The other important point is about planning. Getting a Document Signing Certificate from one of the very few CA that are in the Adobe Approved Trust List (AATL), has required a lot of time spent writing emails, and going through a paper-based process. It can take from a few days to a few weeks between the purchase order, the test certificate issuance, and the actual certificate delivery. Plan your releases accordingly.
The last challenge for the certificate issuance was to be able to provide the Certification Authority with a proper Certificate Signing Request (CSR), in order for them to issue the public certificate. It took us quite some Googling to understand how to write a CSR generator that would leverage the Google KMS API (we got our initial inspiration from this one)
What about resilience and private keys backup?
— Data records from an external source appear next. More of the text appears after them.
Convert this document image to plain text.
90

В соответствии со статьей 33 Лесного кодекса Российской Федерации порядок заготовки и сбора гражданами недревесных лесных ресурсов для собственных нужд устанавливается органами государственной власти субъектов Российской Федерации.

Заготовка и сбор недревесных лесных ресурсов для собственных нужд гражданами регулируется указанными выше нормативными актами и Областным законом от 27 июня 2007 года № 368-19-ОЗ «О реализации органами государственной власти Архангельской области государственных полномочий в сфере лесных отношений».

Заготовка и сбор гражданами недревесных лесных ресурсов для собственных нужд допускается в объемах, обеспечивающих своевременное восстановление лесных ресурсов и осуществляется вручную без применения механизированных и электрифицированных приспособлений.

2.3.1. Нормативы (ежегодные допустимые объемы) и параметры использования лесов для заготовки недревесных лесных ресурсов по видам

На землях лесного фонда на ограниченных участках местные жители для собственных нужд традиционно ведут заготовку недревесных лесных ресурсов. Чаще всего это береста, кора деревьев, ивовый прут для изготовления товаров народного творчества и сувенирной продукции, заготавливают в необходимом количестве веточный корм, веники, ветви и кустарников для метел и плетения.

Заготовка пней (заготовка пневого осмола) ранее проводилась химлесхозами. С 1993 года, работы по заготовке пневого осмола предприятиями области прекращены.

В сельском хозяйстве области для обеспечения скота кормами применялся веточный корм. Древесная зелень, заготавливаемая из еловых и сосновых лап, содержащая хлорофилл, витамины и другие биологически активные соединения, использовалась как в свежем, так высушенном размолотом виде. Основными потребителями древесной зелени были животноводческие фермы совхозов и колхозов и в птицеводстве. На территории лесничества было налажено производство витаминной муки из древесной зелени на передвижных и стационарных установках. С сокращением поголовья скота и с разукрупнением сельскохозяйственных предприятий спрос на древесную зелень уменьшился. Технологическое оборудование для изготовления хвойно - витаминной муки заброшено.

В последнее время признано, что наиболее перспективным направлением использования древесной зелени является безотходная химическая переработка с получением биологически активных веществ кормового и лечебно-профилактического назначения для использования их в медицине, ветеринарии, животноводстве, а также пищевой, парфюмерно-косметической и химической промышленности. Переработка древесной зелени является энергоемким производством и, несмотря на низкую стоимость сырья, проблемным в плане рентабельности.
By its nature, a HSM will not release private key information and as a consequence the loss of a HSM means the loss of all private key material contained in it. On a traditional HSM, a full backup of the HSM is possible through an encrypted token and a specific protocol defined by the HSM manufacturer.
The Google Cloud HSM Service is a managed service, where you don’t need to worry about the operations management such as clustering, patching, scaling… The resilience of the key is ensured by an actual HSM cluster managing your key, and only a huge failure of the full cluster at the same time will expose you to the loss of your private key.
So, what if it still happens ? One way to manage it would be to have a service redundancy, in different regions, to make sure you will never face a service interruption. This high availability would have a cost though, since you would need 2 sets of private keys, with 2 issued public certificates from your CA. You would have to balance the cost of having redundancy versus the cost of the loss of the service for a period of time. In our case, we are sealing documents as a background operation, and we found it totally acceptable to cope with a short interruption of service without data loss.
Keys and HSM
Security is one of the main concerns when it comes to private keys management, particularly in a world of increasing cyber threats, and we were very interested by the announcement of the release of Google’s own HSM back in August 2018. We had a deep look, even as the first version of our e-signature was going live.
We are still a young startup, and we found it very exciting to have access to a HSM as a commodity service. Storing securely our private keys without putting our budget in jeopardy became a no brainer!
We think that all companies, not just startups, should strongly consider using those technologies. This is a way to a better, more secure document exchange, and Internet. Hardware Security Modules, and particularly Google Cloud HSM, should be part of your toolkit.